# Italian volcano lemon juice?



## calvin (Mar 31, 2014)

Anyone use this instead of realemon? Thoughts?

Thanks


Sent from my iPhone using Wine Making


----------



## roger80465 (Mar 31, 2014)

I used it on my first batch of SP. I later learned that the Italian juice is not buffered for PH so my SP was EXTREMELY acidic. Unfortunately, I also back sweetened with pomegranate/cranberry concentrate and that added more acidity. It was undrinkable by itself because it would almost eat the enamel off your teeth. Made a good sangria though. So, bottom line, if you use the Italian juice, be ready to check PH and make adjustments.


----------



## GreginND (Mar 31, 2014)

Hmm, I used it in my blueberry SP and it turned out great.


----------



## calvin (Mar 31, 2014)

Ended up starting the recipe. I made a 6 gallon batch. I only had to use 33 oz of the volcano the rest realemon. The Italian volcano ingredients says : lemon juice

The realemon has all kinds of other crap in it. 

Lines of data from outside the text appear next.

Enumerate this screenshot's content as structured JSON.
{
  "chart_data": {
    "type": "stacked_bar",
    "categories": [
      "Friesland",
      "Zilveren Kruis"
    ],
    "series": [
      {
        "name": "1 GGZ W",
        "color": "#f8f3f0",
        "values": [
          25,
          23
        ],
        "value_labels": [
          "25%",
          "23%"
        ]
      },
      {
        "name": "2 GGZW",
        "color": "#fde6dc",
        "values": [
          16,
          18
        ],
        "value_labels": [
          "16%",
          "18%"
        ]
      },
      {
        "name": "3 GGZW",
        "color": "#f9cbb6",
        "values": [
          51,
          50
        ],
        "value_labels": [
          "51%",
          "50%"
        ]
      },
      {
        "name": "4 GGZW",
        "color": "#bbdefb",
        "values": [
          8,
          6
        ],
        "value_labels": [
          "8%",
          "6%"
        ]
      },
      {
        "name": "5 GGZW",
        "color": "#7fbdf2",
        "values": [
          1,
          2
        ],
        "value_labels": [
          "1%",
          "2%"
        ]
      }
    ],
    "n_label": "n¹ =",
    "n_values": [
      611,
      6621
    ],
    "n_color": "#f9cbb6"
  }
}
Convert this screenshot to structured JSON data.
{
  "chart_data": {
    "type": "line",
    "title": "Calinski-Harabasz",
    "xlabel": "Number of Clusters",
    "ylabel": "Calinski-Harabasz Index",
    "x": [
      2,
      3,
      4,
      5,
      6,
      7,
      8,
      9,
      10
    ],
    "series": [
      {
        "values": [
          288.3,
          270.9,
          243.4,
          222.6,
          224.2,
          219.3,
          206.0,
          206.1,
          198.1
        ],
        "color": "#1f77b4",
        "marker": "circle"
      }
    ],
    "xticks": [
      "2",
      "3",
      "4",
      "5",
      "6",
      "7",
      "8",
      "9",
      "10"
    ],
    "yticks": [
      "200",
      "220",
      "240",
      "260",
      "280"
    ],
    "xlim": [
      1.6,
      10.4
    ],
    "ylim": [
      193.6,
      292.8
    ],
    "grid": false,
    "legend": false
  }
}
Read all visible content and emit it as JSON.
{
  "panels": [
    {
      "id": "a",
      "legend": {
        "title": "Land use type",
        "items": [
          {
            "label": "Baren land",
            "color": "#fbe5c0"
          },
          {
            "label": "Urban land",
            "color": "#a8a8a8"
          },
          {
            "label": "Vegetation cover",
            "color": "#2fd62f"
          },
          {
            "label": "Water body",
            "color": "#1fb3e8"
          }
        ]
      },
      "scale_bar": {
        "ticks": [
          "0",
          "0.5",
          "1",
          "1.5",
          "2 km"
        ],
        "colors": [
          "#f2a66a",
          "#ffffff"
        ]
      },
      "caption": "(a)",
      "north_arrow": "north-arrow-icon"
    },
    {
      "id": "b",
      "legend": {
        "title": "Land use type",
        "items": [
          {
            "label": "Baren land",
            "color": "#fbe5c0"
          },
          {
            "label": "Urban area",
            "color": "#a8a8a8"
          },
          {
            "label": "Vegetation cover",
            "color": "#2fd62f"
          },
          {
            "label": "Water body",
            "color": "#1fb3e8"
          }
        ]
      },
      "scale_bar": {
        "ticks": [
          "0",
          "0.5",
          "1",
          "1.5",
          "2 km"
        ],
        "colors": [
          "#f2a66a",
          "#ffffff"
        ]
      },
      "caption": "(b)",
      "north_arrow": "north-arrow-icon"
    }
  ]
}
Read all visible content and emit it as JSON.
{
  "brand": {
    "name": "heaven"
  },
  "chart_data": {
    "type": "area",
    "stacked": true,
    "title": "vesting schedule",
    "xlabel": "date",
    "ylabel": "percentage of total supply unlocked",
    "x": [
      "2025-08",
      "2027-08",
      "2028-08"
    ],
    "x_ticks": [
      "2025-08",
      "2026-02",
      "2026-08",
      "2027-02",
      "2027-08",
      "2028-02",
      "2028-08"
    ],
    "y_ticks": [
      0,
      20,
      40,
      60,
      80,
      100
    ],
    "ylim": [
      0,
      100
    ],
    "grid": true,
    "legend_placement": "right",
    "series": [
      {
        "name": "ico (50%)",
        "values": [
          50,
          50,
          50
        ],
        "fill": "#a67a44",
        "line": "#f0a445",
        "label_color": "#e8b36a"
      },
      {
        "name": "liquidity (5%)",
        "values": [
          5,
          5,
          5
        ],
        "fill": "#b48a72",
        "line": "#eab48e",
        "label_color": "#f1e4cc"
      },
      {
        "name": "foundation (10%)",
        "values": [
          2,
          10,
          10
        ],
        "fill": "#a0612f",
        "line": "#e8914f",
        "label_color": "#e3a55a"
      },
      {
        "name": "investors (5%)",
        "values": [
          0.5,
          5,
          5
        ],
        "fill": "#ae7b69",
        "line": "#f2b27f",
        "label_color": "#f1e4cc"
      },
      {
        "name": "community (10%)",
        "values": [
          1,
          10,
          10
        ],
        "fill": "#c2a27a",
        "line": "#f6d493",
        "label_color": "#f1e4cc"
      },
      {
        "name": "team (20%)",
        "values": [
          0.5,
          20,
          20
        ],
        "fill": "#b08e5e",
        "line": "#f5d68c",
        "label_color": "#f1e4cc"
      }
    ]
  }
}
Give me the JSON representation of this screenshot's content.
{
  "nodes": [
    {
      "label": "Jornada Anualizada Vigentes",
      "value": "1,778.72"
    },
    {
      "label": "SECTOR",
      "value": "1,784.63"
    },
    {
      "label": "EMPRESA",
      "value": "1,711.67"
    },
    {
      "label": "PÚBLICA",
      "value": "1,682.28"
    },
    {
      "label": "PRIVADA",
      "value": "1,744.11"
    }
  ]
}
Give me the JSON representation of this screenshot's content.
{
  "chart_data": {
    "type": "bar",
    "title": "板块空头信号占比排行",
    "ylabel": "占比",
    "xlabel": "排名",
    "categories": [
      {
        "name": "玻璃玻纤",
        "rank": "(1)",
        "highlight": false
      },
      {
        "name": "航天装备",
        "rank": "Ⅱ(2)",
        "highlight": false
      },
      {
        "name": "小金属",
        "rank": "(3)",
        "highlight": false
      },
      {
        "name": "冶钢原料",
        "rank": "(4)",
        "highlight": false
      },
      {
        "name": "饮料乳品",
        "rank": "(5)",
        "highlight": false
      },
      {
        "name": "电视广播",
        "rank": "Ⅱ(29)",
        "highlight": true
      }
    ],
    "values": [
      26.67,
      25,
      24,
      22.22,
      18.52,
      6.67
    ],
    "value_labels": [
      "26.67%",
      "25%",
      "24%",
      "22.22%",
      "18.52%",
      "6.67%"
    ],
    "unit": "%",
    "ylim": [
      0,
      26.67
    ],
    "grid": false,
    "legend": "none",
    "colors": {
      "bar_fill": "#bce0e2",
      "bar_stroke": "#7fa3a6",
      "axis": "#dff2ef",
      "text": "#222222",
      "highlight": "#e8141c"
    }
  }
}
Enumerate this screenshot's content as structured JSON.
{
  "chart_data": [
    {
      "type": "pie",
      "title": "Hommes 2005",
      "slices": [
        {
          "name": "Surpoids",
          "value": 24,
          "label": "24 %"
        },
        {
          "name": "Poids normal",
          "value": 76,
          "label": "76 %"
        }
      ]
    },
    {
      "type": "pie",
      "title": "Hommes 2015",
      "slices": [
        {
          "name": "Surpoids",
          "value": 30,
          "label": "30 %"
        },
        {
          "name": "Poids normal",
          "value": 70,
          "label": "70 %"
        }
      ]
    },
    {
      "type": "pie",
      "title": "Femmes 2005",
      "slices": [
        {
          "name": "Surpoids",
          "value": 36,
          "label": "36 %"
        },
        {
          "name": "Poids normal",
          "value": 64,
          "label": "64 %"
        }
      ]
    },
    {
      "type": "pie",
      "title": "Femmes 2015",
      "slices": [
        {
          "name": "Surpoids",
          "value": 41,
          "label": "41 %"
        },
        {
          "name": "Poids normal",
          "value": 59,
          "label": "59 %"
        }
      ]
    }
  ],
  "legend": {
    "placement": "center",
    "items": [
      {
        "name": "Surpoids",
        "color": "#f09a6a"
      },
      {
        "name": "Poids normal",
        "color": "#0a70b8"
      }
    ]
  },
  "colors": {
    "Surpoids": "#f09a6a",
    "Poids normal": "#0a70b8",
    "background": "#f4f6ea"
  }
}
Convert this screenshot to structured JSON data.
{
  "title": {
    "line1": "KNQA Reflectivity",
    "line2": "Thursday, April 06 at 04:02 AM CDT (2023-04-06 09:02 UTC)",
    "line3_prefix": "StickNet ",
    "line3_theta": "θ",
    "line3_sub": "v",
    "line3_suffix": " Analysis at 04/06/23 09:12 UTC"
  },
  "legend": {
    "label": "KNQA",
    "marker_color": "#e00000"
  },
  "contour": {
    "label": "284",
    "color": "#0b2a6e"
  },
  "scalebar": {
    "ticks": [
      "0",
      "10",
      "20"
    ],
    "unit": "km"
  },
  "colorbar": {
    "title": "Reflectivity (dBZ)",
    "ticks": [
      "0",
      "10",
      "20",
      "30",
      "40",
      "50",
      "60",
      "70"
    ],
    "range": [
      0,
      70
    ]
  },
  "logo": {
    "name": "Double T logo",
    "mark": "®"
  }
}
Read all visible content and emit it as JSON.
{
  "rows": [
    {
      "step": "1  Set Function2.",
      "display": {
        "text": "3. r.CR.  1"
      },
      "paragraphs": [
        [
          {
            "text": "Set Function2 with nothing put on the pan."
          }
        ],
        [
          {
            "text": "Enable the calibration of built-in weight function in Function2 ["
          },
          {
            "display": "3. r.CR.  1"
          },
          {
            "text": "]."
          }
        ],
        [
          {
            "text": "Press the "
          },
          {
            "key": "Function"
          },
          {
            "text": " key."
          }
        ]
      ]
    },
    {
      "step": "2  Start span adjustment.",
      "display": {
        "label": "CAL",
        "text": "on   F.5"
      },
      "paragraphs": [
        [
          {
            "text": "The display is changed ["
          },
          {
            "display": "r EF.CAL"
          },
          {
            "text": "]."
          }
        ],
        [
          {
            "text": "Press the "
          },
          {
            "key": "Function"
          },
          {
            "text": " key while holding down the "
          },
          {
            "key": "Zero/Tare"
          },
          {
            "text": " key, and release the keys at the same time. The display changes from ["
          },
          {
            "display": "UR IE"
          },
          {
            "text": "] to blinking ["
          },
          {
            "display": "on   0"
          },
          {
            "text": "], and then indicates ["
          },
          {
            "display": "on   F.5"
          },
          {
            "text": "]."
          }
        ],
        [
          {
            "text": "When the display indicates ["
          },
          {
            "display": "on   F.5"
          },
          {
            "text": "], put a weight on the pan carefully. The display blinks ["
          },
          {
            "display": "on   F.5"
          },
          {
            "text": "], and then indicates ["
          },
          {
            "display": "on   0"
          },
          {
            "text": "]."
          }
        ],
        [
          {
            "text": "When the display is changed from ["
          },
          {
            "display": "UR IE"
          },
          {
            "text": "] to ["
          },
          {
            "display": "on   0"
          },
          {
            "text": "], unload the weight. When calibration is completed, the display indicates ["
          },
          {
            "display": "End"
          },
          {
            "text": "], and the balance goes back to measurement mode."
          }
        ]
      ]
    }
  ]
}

I'll report how it goes if anyone is interested. Although I won't have anything to compare it to because I've never tried skeeter pee before. 



Sent from my iPhone using Wine Making


----------



## kevinlfifer (Apr 1, 2014)

I've used the stuff from Dollar tree, and I cant tell the difference. I serve with a wedge of lime.


----------